According to Sports Marketing Surveys USA, the five most common reasons why people start practicing yoga (asana) will form the scheme of this section. It will be argued that there is evidence to support yoga (or a particular style of yoga) for improving these attributes. However, it will also be stressed that yoga is not a panacea for all problems.
This section is a tentative sketch, and so has its limitations. Many books and journals are written on the concepts above. As knowledge continues to expand, professionals must work to stay informed.
1. Flexibility (78.3 percent)
Perhaps the most common reason people practice yoga (asana) is to improve their overall flexibility. By “flexibility” most people mean stretching, while others may view it as a general trait. However, flexibility is neither stretching, nor a general trait.

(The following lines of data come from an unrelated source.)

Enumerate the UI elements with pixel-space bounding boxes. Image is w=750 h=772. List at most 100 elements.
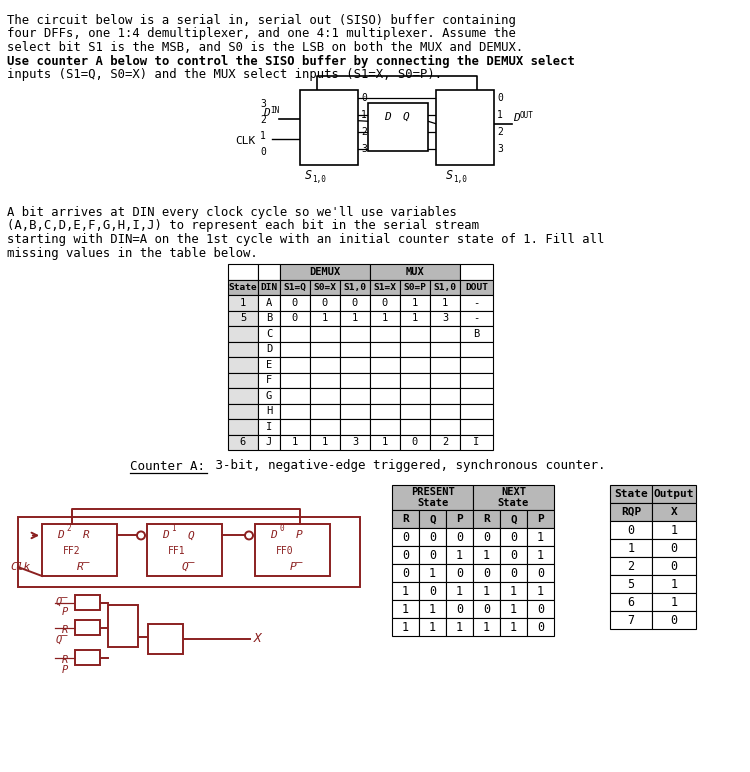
Bar xyxy=(370,326,400,341)
Bar xyxy=(430,326,460,341)
Text: 0: 0 xyxy=(628,523,634,537)
Text: 1: 1 xyxy=(429,603,436,616)
Bar xyxy=(370,388,400,404)
Bar xyxy=(228,279,258,295)
Text: P: P xyxy=(537,514,544,524)
Bar xyxy=(460,295,493,310)
Bar xyxy=(280,373,310,388)
Text: D: D xyxy=(513,113,520,123)
Text: 6: 6 xyxy=(240,437,246,447)
Text: 1: 1 xyxy=(292,437,298,447)
Bar xyxy=(42,524,117,576)
Bar xyxy=(280,310,310,326)
Text: 3: 3 xyxy=(361,144,367,154)
Bar xyxy=(652,557,696,575)
Text: 0: 0 xyxy=(670,560,677,573)
Text: A: A xyxy=(266,298,272,308)
Bar xyxy=(652,503,696,521)
Text: 1,0: 1,0 xyxy=(312,175,326,184)
Text: DOUT: DOUT xyxy=(465,283,488,292)
Bar xyxy=(460,264,493,279)
Bar xyxy=(400,388,430,404)
Bar xyxy=(258,264,280,279)
Text: 6: 6 xyxy=(628,595,634,608)
Bar xyxy=(400,341,430,357)
Bar xyxy=(310,310,340,326)
Bar xyxy=(228,295,258,310)
Bar xyxy=(392,618,419,636)
Bar xyxy=(228,388,258,404)
Bar xyxy=(430,404,460,419)
Text: RQP: RQP xyxy=(621,507,641,517)
Text: B: B xyxy=(266,313,272,323)
Bar xyxy=(473,600,500,618)
Text: 1: 1 xyxy=(442,298,448,308)
Text: MUX: MUX xyxy=(406,267,424,276)
Text: 0: 0 xyxy=(456,530,463,543)
Text: 0: 0 xyxy=(429,584,436,598)
Text: 1: 1 xyxy=(628,541,634,554)
Text: D: D xyxy=(162,530,168,540)
Text: D: D xyxy=(384,112,391,122)
Bar xyxy=(258,341,280,357)
Bar xyxy=(430,419,460,435)
Bar xyxy=(652,521,696,539)
Bar xyxy=(527,618,554,636)
Bar xyxy=(228,341,258,357)
Bar xyxy=(527,547,554,564)
Text: 1: 1 xyxy=(497,110,502,120)
Bar xyxy=(430,373,460,388)
Text: 2: 2 xyxy=(361,127,367,137)
Bar xyxy=(446,510,473,528)
Bar xyxy=(460,310,493,326)
Text: 3: 3 xyxy=(260,99,266,109)
Bar xyxy=(460,404,493,419)
Text: inputs (S1=Q, S0=X) and the MUX select inputs (S1=X, S0=P).: inputs (S1=Q, S0=X) and the MUX select i… xyxy=(7,68,442,81)
Bar xyxy=(446,600,473,618)
Text: 2: 2 xyxy=(66,524,70,533)
Text: 1: 1 xyxy=(483,621,490,634)
Bar xyxy=(228,419,258,435)
Text: P: P xyxy=(62,607,68,617)
Bar xyxy=(75,650,100,665)
Text: Output: Output xyxy=(654,489,694,499)
Bar xyxy=(446,547,473,564)
Bar xyxy=(419,582,446,600)
Text: S0=X: S0=X xyxy=(314,283,337,292)
Text: 0: 0 xyxy=(510,567,517,580)
Bar xyxy=(75,595,100,610)
Text: 1: 1 xyxy=(670,523,677,537)
Bar xyxy=(280,341,310,357)
Bar xyxy=(460,326,493,341)
Text: 0: 0 xyxy=(361,93,367,103)
Text: 7: 7 xyxy=(628,614,634,627)
Text: 1: 1 xyxy=(510,603,517,616)
Bar xyxy=(258,357,280,373)
Bar xyxy=(419,564,446,582)
Text: DIN: DIN xyxy=(260,283,278,292)
Text: State: State xyxy=(614,489,648,499)
Text: P: P xyxy=(62,665,68,675)
Text: Q: Q xyxy=(188,530,194,540)
Text: 1: 1 xyxy=(510,621,517,634)
Bar xyxy=(310,341,340,357)
Text: 1: 1 xyxy=(361,110,367,120)
Bar xyxy=(473,618,500,636)
Bar xyxy=(652,593,696,611)
Bar xyxy=(527,510,554,528)
Bar xyxy=(473,547,500,564)
Bar xyxy=(280,388,310,404)
Bar xyxy=(340,357,370,373)
Bar xyxy=(280,279,310,295)
Bar xyxy=(527,528,554,547)
Bar xyxy=(400,295,430,310)
Text: P: P xyxy=(296,530,302,540)
Bar xyxy=(280,264,370,279)
Text: Clk: Clk xyxy=(10,562,30,572)
Bar xyxy=(280,435,310,450)
Bar xyxy=(400,435,430,450)
Bar xyxy=(460,388,493,404)
Text: 5: 5 xyxy=(628,577,634,591)
Bar xyxy=(228,357,258,373)
Bar xyxy=(370,295,400,310)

2. General conditioning (62.2 percent)
Conditioning is a term that is used often but seldom understood. Some people may confuse it with drill or repetition. However, although conditioning involves repetition, it is also about the effect of the environment on an athlete’s capabilities.
3. Stress relief (59.6 percent)
Many people believe stress is a major, negative state that everyone experiences in the same way, with the same symptoms. Some believe that it cannot be changed at all or can only be changed by the most popular techniques.
4. Improve overall health (58.5 percent)
Many people define health in the negative sense of not being physically ill. Against this, in 1948 the World Health Organization (WHO) proposed a new definition: “a state of complete physical, mental and social well-being and not merely the absence of disease or infirmity.
5. Physical fitness (55.1 percent)
Physical fitness is defined as the ability to carry out daily tasks with vigour and alertness, without undue fatigue, and with ample energy to enjoy leisure pursuits or meet unforeseen emergencies. Although fitness appears to be a general trait, it is actually made up of specific, measurable, interrelated components.